Escaparates
En los primeros días de diciembre, los niños de la generación de la Guerra Civil se asomaban a los escaparates de las jugueterías para inspirarse en la carta de peticiones a los Reyes Magos. Con la frente en el cristal de los establecimientos de la Gran Vía, admiraban preferentemente los balones y las muñecas. Balones de reglamento para los chicos, que sustituyeran a las rústicas pelotas de trapo; muñecas relucientes para las chicas, que encarnaran sus sueños de convertirse en madre prolífica o enfermera de Auxilio Social.
Quince años después, un fotógrafo ambulante retrata a esas niñas de posguerra en la misma Gran Vía que frecuentaron de pequeñas para ver juguetes. Ahora hay más posibilidades de entretenerse que antes, y, por esa "calle mayor" de la capital de provincia que es el Madrid de los años cincuenta, esas mujeres pasean en la tarde de un sábado o de un domingo del brazo de la amiga de confianza charlando como cotorras -dirán las celosas-, saludando a las conocidas con las que se cruzan o deteniéndose ante los escaparates de ropa, zapatos, perfumes o bolsos que les dan ideas para el regalo de cumpleaños de la madre o la tía que entre visillos vigilan su comportamiento de soltera.

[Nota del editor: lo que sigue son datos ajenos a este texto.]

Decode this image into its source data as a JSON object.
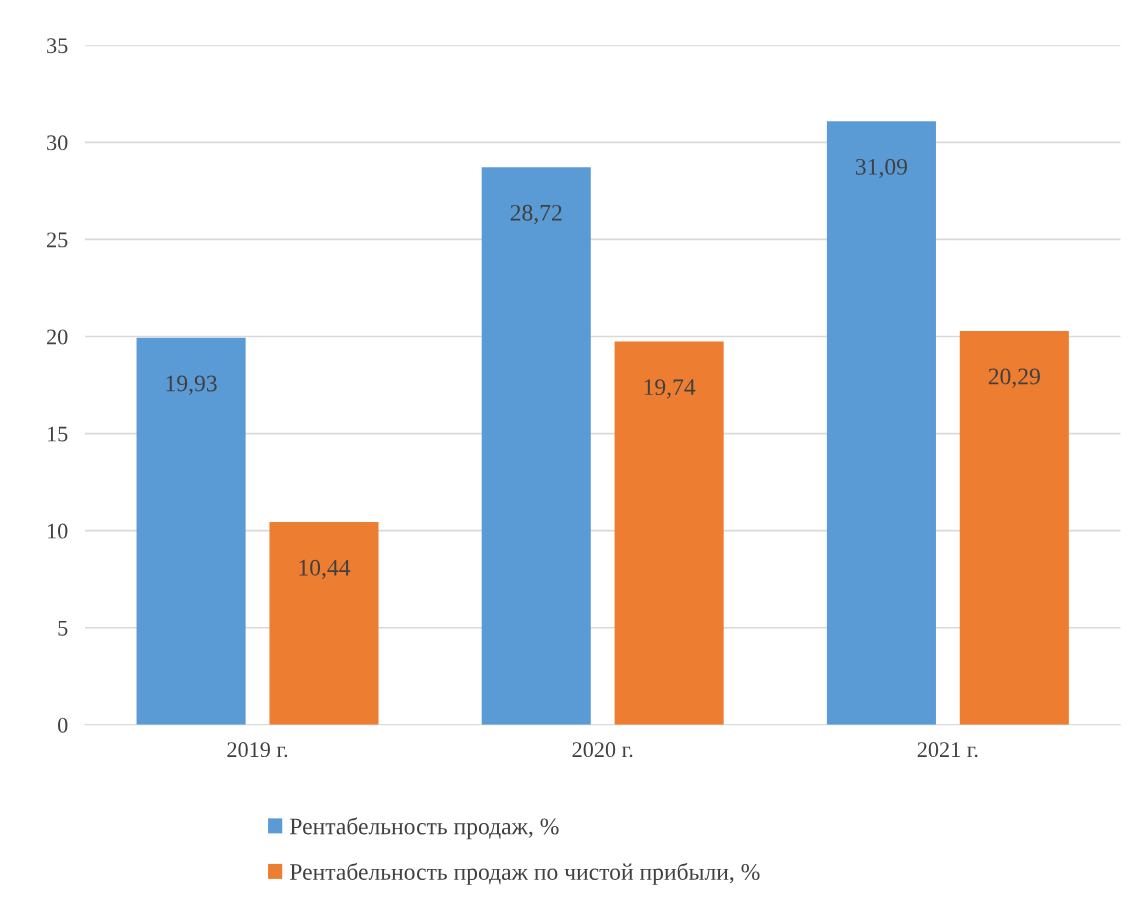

También hay fotos de la juventud de esos chicos en la Puerta del Sol o en la plaza Mayor o ante el ascensor del metro de la Red de San Luis, vestidos de caqui y con el pelo rapado, o a la puerta del restaurante donde se festejó una boda o un bautizo. Los chicos no comparten con las chicas esa afición por los escaparates. Fueron de niños porque su madre les llevaba de la mano, y sólo irán de mayores si la novia tira de su brazo para enseñarle la moda que a ella le gusta.
Pero esos mismos chicos, cuando salen de España a trabajar, recorren los barrios bajos de Bélgica y Holanda en las vísperas de fiesta. Saben que en los comercios de ciertas calles, en vez de balones como en la ciudad levítica de su niñez, hay chicas desnudas, o con muy poca ropa, que caminan fumando por el reducido espacio de su jaula o sonriendo al transeúnte que las desea a través del cristal. En el sujetador llevan un cartel con un precio, como maniquíes. Son visiones que en aquellos años heroicos no existían en las ciudades españolas. Si acaso, a veces, alguna dependienta de los dos o tres almacenes de la Gran Vía aparece en el escaparate a retirar la prenda solicitada por el cliente. Para ello se descalza, pisa la plataforma y rápidamente arrebata el artículo requerido. Se sabe observada por los transeúntes con la misma atención que su madre y su tía seguían sus paseos juveniles por esta misma avenida y no quiere ser identificada con las extranjeras sin prejuicios de las que hablan sus amigos emigrantes cuando vuelven de vacaciones a España, esas desvergonzadas que se exponen de reclamo dentro de una urna.
Para que no haya equívocos, en las ocasiones de liquidación de existencias o renovación de muestrario, el empresario de la dependienta tapa la luna del escaparate con un papel de color marrón. Protegida de este modo de la curiosidad ajena y de la descalificación que puedan despertar sus posturas desenfadadas, la trabajadora cambia unos artículos por otros, e, igual que cuando en su casa realiza zafarrancho de limpieza, se arrodilla y se empina, se cimbrea y se curva. Es labor sacrificada, especialmente el día 6 de enero, en que los Reyes Magos regresaron a Oriente y hay que sustituir los objetos que encarnan los anhelos de los niños por las rebajas ofrecidas a los mayores.
De vez en cuando esa dependienta se concede un descanso y fisga la calle a través del papel marrón. Ante sus ojos, los transeúntes se desenvuelven con la soltura de quien no está sometido a vigilancia. Niñas y mayores repiten sus mismos hábitos de saltar a la comba, pasear con una amiga o examinar el surtido de las tiendas pensando en regalos para su familia. Desde su recinto acristalado la dependienta las envidia: esas mujeres actúan con una libertad que ella no tuvo, esclava de la mirada inquisitiva de los demás. Observarlas le despierta la fascinación de los escaparates, esa sensación que ella se sabe incapaz de transmitir. Porque, si por un momento cambiara de perspectiva y desde la posición de un cliente contemplara su historia, sería eso que en términos comerciales se llama una ganga.